Rebecca Danigelis was abruptly fired from her job in the housekeeping industry in September 2016. The job was a point of pride for Danigelis. As an immigrant who moved to the United States from England in the late 1960s, she felt being employed was inextricably tied to her self-worth. For Danigelis, losing the job that helped her raise her two sons—Sian-Pierre and Gabriel Regis—was nothing short of devastating.
“There were days after this first happened that I didn’t want to wake up,” Danigelis, who lives in Boston, tells PEOPLE. “I didn’t want to face the reality that I wasn’t going to wake up and go to work.”
When the day came, one of the first things she did was call her youngest son, leaving him a voicemail while he was overseas visiting Paris that simply said, “I just got fired. Just want you to know that. Call me. Bye.”
Listening to his mother’s message for the first time is a moment Sian-Pierre Regis says he will never forget.
“It was one of those life moments where I was fully faced with my mom’s mortality, and I thought things could get really bad,” Regis, 33, a journalist and filmmaker, tells PEOPLE. “Everything she worked for and everything she knew was taken away from her and she had no safety net.
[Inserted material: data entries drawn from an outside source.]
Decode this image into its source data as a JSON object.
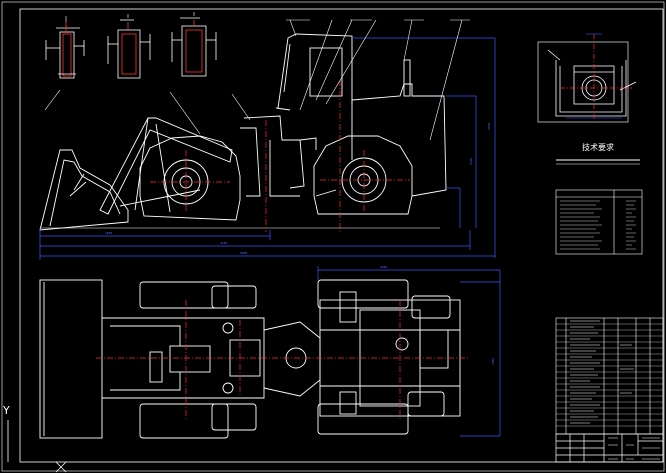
{
  "drawing": {
    "tech_requirements_title": "技术要求",
    "ucs_y_label": "Y",
    "ucs_x_label": "X"
  },
  "colors": {
    "background": "#000000",
    "outline": "#ffffff",
    "dimension": "#3a55ff",
    "centerline": "#ff2a2a",
    "leader": "#ffffff"
  }
}
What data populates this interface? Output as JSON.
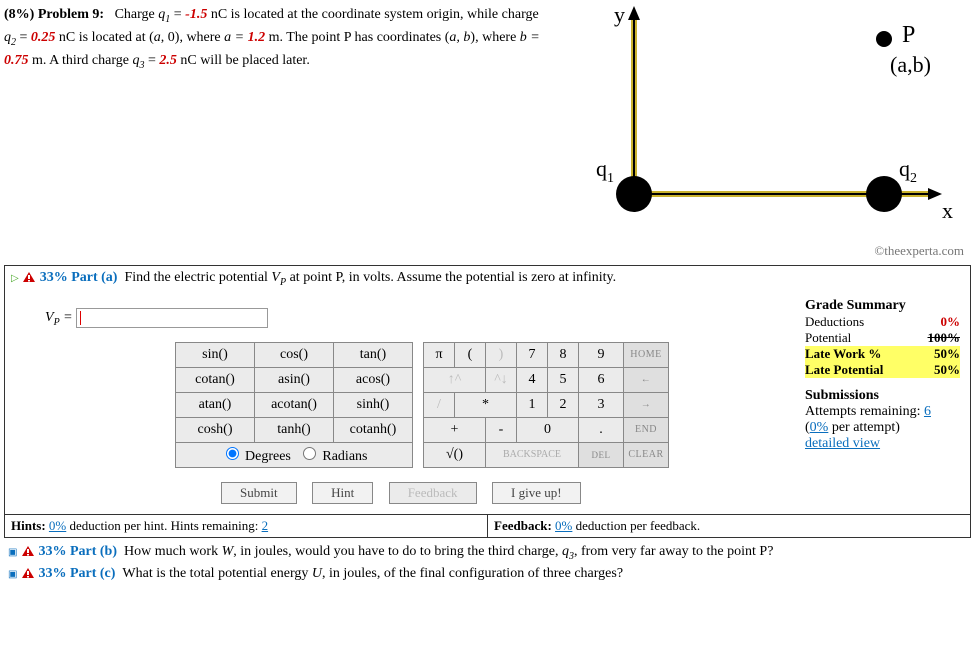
{
  "problem": {
    "weight_label": "(8%)",
    "label": "Problem 9:",
    "q1_label": "q",
    "q1_sub": "1",
    "q1_val": "-1.5",
    "q1_unit_tail": " nC is located at the coordinate system origin, while charge ",
    "q2_label": "q",
    "q2_sub": "2",
    "q2_val": "0.25",
    "q2_unit_tail": " nC is located at (",
    "a_label": "a",
    "a_post": ", 0), where ",
    "a_eq": "a = ",
    "a_val": "1.2",
    "a_unit": " m. The point P has coordinates (",
    "ab": "a, b",
    "ab_post": "), where ",
    "b_eq": "b = ",
    "b_val": "0.75",
    "b_unit": " m. A third charge ",
    "q3_label": "q",
    "q3_sub": "3",
    "q3_val": "2.5",
    "q3_tail": " nC will be placed later."
  },
  "diagram": {
    "y": "y",
    "x": "x",
    "P": "P",
    "ab": "(a,b)",
    "q1": "q",
    "q1s": "1",
    "q2": "q",
    "q2s": "2"
  },
  "attribution": "©theexperta.com",
  "partA": {
    "pct": "33%",
    "label": "Part (a)",
    "text": "Find the electric potential ",
    "vp": "V",
    "vp_sub": "P",
    "text2": " at point P, in volts. Assume the potential is zero at infinity.",
    "eq_label": "V",
    "eq_sub": "P",
    "eq_post": " = "
  },
  "calc": {
    "r1": [
      "sin()",
      "cos()",
      "tan()"
    ],
    "r2": [
      "cotan()",
      "asin()",
      "acos()"
    ],
    "r3": [
      "atan()",
      "acotan()",
      "sinh()"
    ],
    "r4": [
      "cosh()",
      "tanh()",
      "cotanh()"
    ],
    "deg": "Degrees",
    "rad": "Radians"
  },
  "keys": {
    "pi": "π",
    "lp": "(",
    "rp": ")",
    "n7": "7",
    "n8": "8",
    "n9": "9",
    "home": "HOME",
    "up": "↑^",
    "caret": "^↓",
    "n4": "4",
    "n5": "5",
    "n6": "6",
    "left": "←",
    "slash": "/",
    "star": "*",
    "n1": "1",
    "n2": "2",
    "n3": "3",
    "right": "→",
    "plus": "+",
    "minus": "-",
    "n0": "0",
    "dot": ".",
    "end": "END",
    "sqrt": "√()",
    "bksp": "BACKSPACE",
    "del": "DEL",
    "clear": "CLEAR"
  },
  "buttons": {
    "submit": "Submit",
    "hint": "Hint",
    "feedback": "Feedback",
    "giveup": "I give up!"
  },
  "summary": {
    "title": "Grade Summary",
    "ded_l": "Deductions",
    "ded_v": "0%",
    "pot_l": "Potential",
    "pot_v": "100%",
    "late_l": "Late Work %",
    "late_v": "50%",
    "latep_l": "Late Potential",
    "latep_v": "50%"
  },
  "submissions": {
    "title": "Submissions",
    "attempts_l": "Attempts remaining: ",
    "attempts_v": "6",
    "per_l": "(",
    "per_v": "0%",
    "per_post": " per attempt)",
    "detail": "detailed view"
  },
  "hints": {
    "label": "Hints:",
    "pct": "0%",
    "tail": " deduction per hint. Hints remaining: ",
    "remain": "2"
  },
  "fb": {
    "label": "Feedback:",
    "pct": "0%",
    "tail": " deduction per feedback."
  },
  "partB": {
    "pct": "33%",
    "label": "Part (b)",
    "text1": "How much work ",
    "W": "W",
    "text2": ", in joules, would you have to do to bring the third charge, ",
    "q3": "q",
    "q3s": "3",
    "text3": ", from very far away to the point P?"
  },
  "partC": {
    "pct": "33%",
    "label": "Part (c)",
    "text1": "What is the total potential energy ",
    "U": "U",
    "text2": ", in joules, of the final configuration of three charges?"
  }
}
I knew at 75, she had little chance of getting a new job, and it was going to be an uphill battle.”
But, despite the dire situation, Regis saw an opportunity.
Just three months before she was fired, Regis began taking his mother out on monthly trips to do the things she had always wanted to do, but her 15-hour work days would never allow. Regis decided he would dedicate more time to helping her fulfill her goals, which would help to cheer her up, and further strengthen their bond.
A year later, Danigelis has done such exciting things as milking cows in Vermont, walking the route of the Boston Marathon, co-piloting a plane, and taking a hip-hop dance class taught by a Hamilton dancer.
“For years I’ve seen my boys do hip-hop, and I always wanted to have that feeling—that feeling of joy that comes into their faces when they’re bopping around!” Danigelis says. “What a great, great feeling it was, pure abandon.”
She has also conquered the “digital divide” by starting an Instagram account (@Rebrexit), where she documents her adventures for her almost 50,000 followers and dishes out advice for the many other people in similar situations.
“It makes me feel sad—when you take your job, you get the handbook, but there’s never a page that says that on your last day of work what will happen,” Danigelis explains. “I think the whole world needs to do more for seniors.”
Regis is filming their journey and is making it into a documentary called, Duty Free, due out at the end of 2018. The two still have some goals left to complete this year, including skydiving in Hawaii and having Danigelis write her own eulogy—something Regis admits will be hard for him, but Danigelis insists on doing, because it will help her feel in control of her own story.
Though Danigelis is still looking for a job, she is enjoying spending time with her son and the adventures they are sharing together.
“I feel like a kid again, he brought me back to life,” Danigelis says. “I’m living again. I feel younger and, actually, I look younger, too!”